You are viewing a plain text version of this content. The canonical link for it is here.
Posted to commits@hbase.apache.org by zj...@apache.org on 2013/01/21 03:23:56 UTC
svn commit: r1436111 - in /hbase/trunk:
hbase-common/src/main/java/org/apache/hadoop/hbase/HConstants.java
hbase-server/src/main/java/org/apache/hadoop/hbase/regionserver/HStore.java
Author: zjushch
Date: Mon Jan 21 02:23:56 2013
New Revision: 1436111
URL: http://svn.apache.org/viewvc?rev=1436111&view=rev
Log:
HBASE-7507 Make memstore flush be able to retry after exception (Chunhui)
Modified:
hbase/trunk/hbase-common/src/main/java/org/apache/hadoop/hbase/HConstants.java
hbase/trunk/hbase-server/src/main/java/org/apache/hadoop/hbase/regionserver/HStore.java
Modified: hbase/trunk/hbase-common/src/main/java/org/apache/hadoop/hbase/HConstants.java
URL: http://svn.apache.org/viewvc/hbase/trunk/hbase-common/src/main/java/org/apache/hadoop/hbase/HConstants.java?rev=1436111&r1=1436110&r2=1436111&view=diff
==============================================================================
--- hbase/trunk/hbase-common/src/main/java/org/apache/hadoop/hbase/HConstants.java (original)

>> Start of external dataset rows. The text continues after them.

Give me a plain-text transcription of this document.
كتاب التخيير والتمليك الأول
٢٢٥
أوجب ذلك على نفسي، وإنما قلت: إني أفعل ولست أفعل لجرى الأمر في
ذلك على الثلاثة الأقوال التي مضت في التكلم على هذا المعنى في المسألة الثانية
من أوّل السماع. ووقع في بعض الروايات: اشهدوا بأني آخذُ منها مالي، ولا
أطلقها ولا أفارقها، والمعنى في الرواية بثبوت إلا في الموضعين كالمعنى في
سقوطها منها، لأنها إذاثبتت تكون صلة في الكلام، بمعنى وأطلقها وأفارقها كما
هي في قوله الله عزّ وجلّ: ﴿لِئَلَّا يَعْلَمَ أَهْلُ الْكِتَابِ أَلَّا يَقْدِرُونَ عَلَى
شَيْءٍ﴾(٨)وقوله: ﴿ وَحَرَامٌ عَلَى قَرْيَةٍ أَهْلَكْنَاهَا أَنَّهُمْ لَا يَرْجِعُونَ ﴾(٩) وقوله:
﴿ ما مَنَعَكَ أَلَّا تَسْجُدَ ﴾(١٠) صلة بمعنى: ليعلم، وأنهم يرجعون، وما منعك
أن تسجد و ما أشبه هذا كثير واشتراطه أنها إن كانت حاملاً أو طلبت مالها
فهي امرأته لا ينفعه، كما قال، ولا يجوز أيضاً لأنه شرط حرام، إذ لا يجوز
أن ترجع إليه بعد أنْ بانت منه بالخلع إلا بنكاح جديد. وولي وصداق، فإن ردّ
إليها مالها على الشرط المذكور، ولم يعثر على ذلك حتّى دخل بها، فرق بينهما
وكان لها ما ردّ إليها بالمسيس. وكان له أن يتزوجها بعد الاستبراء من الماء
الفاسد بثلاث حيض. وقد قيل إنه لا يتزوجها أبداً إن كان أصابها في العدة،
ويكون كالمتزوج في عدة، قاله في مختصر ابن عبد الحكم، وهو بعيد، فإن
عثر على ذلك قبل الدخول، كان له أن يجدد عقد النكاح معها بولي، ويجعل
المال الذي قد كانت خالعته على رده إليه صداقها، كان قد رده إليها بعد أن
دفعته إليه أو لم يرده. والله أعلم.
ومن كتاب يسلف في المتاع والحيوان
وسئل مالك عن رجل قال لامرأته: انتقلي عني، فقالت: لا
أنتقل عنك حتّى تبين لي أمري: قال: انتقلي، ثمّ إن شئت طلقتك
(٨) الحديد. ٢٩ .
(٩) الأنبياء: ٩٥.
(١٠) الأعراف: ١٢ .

+++ hbase/trunk/hbase-common/src/main/java/org/apache/hadoop/hbase/HConstants.java Mon Jan 21 02:23:56 2013
@@ -512,6 +512,17 @@ public final class HConstants {
public static long DEFAULT_HBASE_CLIENT_PAUSE = 1000;
/**
+ * Parameter name for server pause value, used mostly as value to wait before
+ * running a retry of a failed operation.
+ */
+ public static String HBASE_SERVER_PAUSE = "hbase.server.pause";
+
+ /**
+ * Default value of {@link #HBASE_SERVER_PAUSE}.
+ */
+ public static int DEFAULT_HBASE_SERVER_PAUSE = 1000;
+
+ /**
* Parameter name for maximum retries, used as maximum for all retryable
* operations such as fetching of the root region from root region server,
* getting a cell's value, starting a row update, etc.

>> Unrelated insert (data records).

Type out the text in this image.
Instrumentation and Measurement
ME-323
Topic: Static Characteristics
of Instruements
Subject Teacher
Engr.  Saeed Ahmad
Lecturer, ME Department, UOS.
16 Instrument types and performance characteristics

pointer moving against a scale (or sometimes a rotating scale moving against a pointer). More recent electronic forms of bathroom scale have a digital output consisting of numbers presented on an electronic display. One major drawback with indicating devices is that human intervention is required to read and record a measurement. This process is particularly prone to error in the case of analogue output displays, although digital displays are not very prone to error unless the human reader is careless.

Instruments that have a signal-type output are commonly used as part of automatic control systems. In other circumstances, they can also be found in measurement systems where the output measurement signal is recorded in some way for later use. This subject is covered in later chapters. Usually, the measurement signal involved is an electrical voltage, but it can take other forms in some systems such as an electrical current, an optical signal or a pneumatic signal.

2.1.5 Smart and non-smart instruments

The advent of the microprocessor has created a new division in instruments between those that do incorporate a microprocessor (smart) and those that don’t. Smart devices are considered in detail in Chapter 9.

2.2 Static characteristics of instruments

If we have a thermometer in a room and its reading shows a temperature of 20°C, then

Modified: hbase/trunk/hbase-server/src/main/java/org/apache/hadoop/hbase/regionserver/HStore.java
URL: http://svn.apache.org/viewvc/hbase/trunk/hbase-server/src/main/java/org/apache/hadoop/hbase/regionserver/HStore.java?rev=1436111&r1=1436110&r2=1436111&view=diff
==============================================================================
--- hbase/trunk/hbase-server/src/main/java/org/apache/hadoop/hbase/regionserver/HStore.java (original)
+++ hbase/trunk/hbase-server/src/main/java/org/apache/hadoop/hbase/regionserver/HStore.java Mon Jan 21 02:23:56 2013
@@ -156,6 +156,10 @@ public class HStore implements Store, St
private final Compactor compactor;
+ private static final int DEFAULT_FLUSH_RETRIES_NUMBER = 10;
+ private static int flush_retries_number;
+ private static int pauseTime;
+
/**
* Constructor
* @param basedir qualified path under which the region directory lives;
@@ -223,6 +227,17 @@ public class HStore implements Store, St
this.compactor = new Compactor(conf);
// Create a compaction manager.
this.compactionPolicy = new CompactionPolicy(conf, this);
+ if (HStore.flush_retries_number == 0) {
+ HStore.flush_retries_number = conf.getInt(
+ "hbase.hstore.flush.retries.number", DEFAULT_FLUSH_RETRIES_NUMBER);
+ HStore.pauseTime = conf.getInt(HConstants.HBASE_SERVER_PAUSE,
+ HConstants.DEFAULT_HBASE_SERVER_PAUSE);
+ if (HStore.flush_retries_number <= 0) {
+ throw new IllegalArgumentException(
+ "hbase.hstore.flush.retries.number must be > 0, not "
+ + HStore.flush_retries_number);
+ }
+ }
}
/**
@@ -718,8 +733,43 @@ public class HStore implements Store, St
// If an exception happens flushing, we let it out without clearing
// the memstore snapshot. The old snapshot will be returned when we say
// 'snapshot', the next time flush comes around.
- return internalFlushCache(
- snapshot, logCacheFlushId, snapshotTimeRangeTracker, flushedSize, status);
+ // Retry after catching exception when flushing, otherwise server will abort
+ // itself
+ IOException lastException = null;
+ for (int i = 0; i < HStore.flush_retries_number; i++) {
+ try {
+ Path pathName = internalFlushCache(snapshot, logCacheFlushId,
+ snapshotTimeRangeTracker, flushedSize, status);
+ try {
+ // Path name is null if there is no entry to flush
+ if (pathName != null) {
+ validateStoreFile(pathName);
+ }
+ return pathName;
+ } catch (Exception e) {
+ LOG.warn("Failed validating store file " + pathName
+ + ", retring num=" + i, e);
+ if (e instanceof IOException) {
+ lastException = (IOException) e;
+ } else {
+ lastException = new IOException(e);
+ }
+ }
+ } catch (IOException e) {
+ LOG.warn("Failed flushing store file, retring num=" + i, e);
+ lastException = e;
+ }
+ if (lastException != null) {
+ try {
+ Thread.sleep(pauseTime);
+ } catch (InterruptedException e) {
+ IOException iie = new InterruptedIOException();
+ iie.initCause(e);
+ throw iie;
+ }
+ }
+ }
+ throw lastException;
}
/*
@@ -841,7 +891,6 @@ public class HStore implements Store, St
// Write-out finished successfully, move into the right spot
String fileName = path.getName();
Path dstPath = new Path(homedir, fileName);
- validateStoreFile(path);
String msg = "Renaming flushed file at " + path + " to " + dstPath;
LOG.debug(msg);
status.setStatus("Flushing " + this + ": " + msg);